Probability and Statistics: The Science of Uncertainty: Statistics as Random Variables: The Sampling Distribution

In statistical inference, we move from observing individual data points to analyzing a **statistic**—a functional mapping $Y = h(X_1, X_2, \dots, X_n)$ of a sample sequence. Because the underlying sample consists of random variables, the statistic itself is a random variable, and its probability law is known as the **sampling distribution**.

The Statistic as a Mapping

A statistic is formally defined as a function $h: \mathbb{R}^n \to \mathbb{R}$. We define the probability of the statistic falling into a set $B$ using the pre-image:

$$h^{-1} B = \{(x_1, x_2, \dots, x_n) : h(x_1, x_2, \dots, x_n) \in B\}$$

The I.I.D. Foundation

For a sample of i.i.d. (independent and identically distributed) random variables, the joint probability of a specific sample point $(x_1, \dots, x_n)$ is the product of their marginal probabilities: $p(x_1)p(x_2)\dots p(x_n)$. This product serves as the weight for each point when calculating the total probability of the statistic taking a specific value.

Example 4.1.1: The Geometric Mean

Consider a discrete population where $p_X(1) = 1/2$, $p_X(2) = 1/4$, and $p_X(3) = 1/4$. We draw a sample of size $n=2$ ($X_1, X_2$) and define our statistic as the geometric mean: $Y_2 = (X_1 X_2)^{1/2}$.

To find the distribution of $Y_2$, we list all 9 possible pairs $(X_1, X_2)$, calculate their joint probability, and the resulting $Y_2$:

Pair $(x_1, x_2)$	Prob $P(x_1)P(x_2)$	$Y = \sqrt{x_1 x_2}$
(1, 1)	1/4	1.000
(1, 2), (2, 1)	1/8 + 1/8 = 1/4	1.414
(1, 3), (3, 1)	1/8 + 1/8 = 1/4	1.732
(2, 2)	1/16	2.000
(2, 3), (3, 2)	1/16 + 1/16 = 1/8	2.449
(3, 3)	1/16	3.000

Exact vs.

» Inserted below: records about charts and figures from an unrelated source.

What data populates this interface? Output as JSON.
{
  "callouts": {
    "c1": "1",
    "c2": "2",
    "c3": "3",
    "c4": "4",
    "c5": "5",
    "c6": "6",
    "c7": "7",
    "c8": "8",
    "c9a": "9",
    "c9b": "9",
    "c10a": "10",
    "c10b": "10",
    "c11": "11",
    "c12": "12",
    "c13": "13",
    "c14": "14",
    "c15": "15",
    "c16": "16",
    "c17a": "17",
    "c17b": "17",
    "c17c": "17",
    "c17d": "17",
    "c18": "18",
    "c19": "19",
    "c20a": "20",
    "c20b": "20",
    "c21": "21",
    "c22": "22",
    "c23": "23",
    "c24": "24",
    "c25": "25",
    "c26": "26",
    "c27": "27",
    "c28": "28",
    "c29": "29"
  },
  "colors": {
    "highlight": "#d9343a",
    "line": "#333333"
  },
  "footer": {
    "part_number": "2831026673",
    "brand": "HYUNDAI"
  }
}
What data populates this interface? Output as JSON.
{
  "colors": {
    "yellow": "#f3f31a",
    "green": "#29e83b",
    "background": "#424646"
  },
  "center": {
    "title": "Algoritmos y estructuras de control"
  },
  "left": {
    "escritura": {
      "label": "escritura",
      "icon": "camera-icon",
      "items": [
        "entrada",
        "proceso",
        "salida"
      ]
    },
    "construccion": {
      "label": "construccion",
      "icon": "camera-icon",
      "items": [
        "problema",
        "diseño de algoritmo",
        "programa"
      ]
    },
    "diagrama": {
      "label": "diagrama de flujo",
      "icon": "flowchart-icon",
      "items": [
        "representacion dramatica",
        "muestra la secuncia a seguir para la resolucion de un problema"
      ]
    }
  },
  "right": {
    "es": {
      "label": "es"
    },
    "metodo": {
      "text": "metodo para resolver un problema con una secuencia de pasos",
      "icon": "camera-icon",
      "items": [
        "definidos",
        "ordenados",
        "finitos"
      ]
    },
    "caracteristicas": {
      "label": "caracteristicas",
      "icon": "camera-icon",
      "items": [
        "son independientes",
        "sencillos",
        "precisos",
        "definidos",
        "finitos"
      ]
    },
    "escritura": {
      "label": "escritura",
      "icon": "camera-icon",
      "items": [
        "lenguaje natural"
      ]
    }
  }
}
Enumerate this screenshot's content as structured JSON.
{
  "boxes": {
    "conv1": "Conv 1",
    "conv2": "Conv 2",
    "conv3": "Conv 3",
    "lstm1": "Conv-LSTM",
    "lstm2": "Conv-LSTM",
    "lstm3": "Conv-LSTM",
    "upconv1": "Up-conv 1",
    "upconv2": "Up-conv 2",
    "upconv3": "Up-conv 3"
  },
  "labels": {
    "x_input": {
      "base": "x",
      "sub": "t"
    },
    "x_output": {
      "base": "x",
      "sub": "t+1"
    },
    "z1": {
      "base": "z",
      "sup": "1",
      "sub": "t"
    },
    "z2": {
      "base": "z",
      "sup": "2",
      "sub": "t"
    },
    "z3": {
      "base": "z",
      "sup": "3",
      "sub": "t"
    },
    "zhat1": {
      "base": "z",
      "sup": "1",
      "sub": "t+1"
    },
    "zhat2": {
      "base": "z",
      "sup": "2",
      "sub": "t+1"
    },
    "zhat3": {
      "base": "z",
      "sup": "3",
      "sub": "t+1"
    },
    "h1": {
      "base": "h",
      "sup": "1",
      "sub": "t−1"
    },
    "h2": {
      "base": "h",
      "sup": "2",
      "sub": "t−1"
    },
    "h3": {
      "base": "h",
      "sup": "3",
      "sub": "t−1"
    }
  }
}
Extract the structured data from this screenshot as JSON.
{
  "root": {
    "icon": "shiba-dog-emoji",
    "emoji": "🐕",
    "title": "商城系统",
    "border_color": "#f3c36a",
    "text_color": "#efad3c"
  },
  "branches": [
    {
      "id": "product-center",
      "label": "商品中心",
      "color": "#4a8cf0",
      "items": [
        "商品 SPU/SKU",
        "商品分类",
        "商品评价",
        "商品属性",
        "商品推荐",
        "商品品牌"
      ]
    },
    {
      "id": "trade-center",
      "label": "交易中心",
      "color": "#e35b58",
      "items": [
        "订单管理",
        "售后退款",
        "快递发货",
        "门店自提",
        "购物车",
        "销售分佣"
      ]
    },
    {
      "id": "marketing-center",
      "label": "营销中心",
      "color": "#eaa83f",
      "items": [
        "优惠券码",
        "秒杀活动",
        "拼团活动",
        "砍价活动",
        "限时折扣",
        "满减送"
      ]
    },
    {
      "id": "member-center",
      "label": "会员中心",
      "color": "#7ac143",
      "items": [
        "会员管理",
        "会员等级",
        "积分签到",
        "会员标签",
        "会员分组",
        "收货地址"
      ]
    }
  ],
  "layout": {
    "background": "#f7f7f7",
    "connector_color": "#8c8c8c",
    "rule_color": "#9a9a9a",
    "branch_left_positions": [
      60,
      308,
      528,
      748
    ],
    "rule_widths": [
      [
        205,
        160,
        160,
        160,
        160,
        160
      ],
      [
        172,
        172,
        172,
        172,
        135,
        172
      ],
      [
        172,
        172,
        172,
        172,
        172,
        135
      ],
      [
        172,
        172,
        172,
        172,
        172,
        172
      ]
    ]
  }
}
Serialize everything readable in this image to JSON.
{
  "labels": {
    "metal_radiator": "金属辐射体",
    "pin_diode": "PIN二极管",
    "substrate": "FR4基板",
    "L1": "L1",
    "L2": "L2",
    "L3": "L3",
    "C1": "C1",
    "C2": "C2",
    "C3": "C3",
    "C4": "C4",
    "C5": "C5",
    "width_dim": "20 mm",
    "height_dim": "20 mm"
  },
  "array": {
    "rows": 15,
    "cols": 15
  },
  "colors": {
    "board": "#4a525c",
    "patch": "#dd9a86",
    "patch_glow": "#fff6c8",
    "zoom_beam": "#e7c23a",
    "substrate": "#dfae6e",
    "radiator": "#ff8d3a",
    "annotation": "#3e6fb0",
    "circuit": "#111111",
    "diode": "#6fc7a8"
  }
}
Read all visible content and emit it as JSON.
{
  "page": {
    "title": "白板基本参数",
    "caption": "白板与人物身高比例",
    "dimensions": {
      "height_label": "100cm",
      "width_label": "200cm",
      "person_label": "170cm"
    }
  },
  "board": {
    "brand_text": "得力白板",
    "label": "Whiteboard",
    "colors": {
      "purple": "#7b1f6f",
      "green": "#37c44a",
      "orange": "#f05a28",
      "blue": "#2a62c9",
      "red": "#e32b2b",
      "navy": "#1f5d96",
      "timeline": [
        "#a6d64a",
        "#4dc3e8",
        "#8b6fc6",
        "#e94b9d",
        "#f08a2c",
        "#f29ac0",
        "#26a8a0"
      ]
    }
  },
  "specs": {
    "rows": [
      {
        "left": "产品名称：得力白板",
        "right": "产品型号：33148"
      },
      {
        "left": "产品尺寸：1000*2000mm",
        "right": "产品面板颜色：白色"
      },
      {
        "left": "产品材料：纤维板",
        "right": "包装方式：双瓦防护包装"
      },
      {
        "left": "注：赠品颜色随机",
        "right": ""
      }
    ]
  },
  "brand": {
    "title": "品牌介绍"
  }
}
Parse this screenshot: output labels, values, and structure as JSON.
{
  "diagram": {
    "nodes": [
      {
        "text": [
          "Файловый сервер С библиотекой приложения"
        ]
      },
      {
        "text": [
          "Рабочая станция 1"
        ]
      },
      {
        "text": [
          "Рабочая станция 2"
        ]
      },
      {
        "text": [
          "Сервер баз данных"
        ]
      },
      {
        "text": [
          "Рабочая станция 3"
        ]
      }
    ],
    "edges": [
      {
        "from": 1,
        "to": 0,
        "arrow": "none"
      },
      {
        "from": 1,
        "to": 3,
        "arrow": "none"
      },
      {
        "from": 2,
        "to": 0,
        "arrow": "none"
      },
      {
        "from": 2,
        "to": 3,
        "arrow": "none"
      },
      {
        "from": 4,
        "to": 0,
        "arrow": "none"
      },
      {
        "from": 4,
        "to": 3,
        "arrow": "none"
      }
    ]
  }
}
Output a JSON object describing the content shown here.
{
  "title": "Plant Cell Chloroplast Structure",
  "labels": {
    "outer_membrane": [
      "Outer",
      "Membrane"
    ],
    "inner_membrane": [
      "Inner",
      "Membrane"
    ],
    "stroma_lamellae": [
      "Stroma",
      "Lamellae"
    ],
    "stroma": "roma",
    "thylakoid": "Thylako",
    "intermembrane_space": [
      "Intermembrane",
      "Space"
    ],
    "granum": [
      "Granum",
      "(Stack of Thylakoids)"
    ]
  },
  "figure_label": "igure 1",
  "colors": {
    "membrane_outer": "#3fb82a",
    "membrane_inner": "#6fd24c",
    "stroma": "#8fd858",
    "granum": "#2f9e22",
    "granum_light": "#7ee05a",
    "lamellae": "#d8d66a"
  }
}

Asymptotic Distributions

Before moving to limit theorems like the Central Limit Theorem (CLT), we must master the "Exact Distribution." This involves calculating the specific probability mass or density function for a statistic given a small, finite $n$. When the analytic form becomes intractable, we resort to numerical simulations like **Monte Carlo approximations**.

🎯 Core Principle

A sampling distribution is the distribution of a random variable corresponding to a function of some i.i.d. sequence. It is the bridge between raw data and scientific inference.

QUESTION 1

Suppose that $X_1, X_2, X_3$ are i.i.d. from the distribution in Example 4.1.1. What is the probability that the geometric mean $Y_3 = (X_1 X_2 X_3)^{1/3}$ is equal to 1?

$1/2$

$1/4$

$1/8$

$1/27$

QUESTION 2

A fair six-sided die is tossed $n = 2$ independent times. Which of the following is the probability that the sample mean is exactly 1.5?

$1/36$

$2/36$

$3/36$

$1/6$

QUESTION 3

In an urn with proportion $p$ of chips labelled 0 and $1-p$ labelled 1, a sample of $n=2$ is drawn with replacement. What is the probability that the sample mean is 0.5?

$p^2$

$(1-p)^2$

$2p(1-p)$

$p(1-p)$

QUESTION 4

Which mathematical construct represents the set of all sample points $(x_1, \dots, x_n)$ that result in a statistic $h$ falling into a specific interval $B$?

The Joint Density Function

The Pre-image $h^{-1}B$

The Moment Generating Function

The Expected Value Mapping

QUESTION 5

When approximating the integral $\int_{-\infty}^{\infty} \cos^2(x)e^{-x^2/2} dx$ via Monte Carlo, which distribution should you sample from to simplify the calculation?

Uniform(0, 1)

Poisson(1)

Standard Normal $N(0, 1)$

Exponential(1)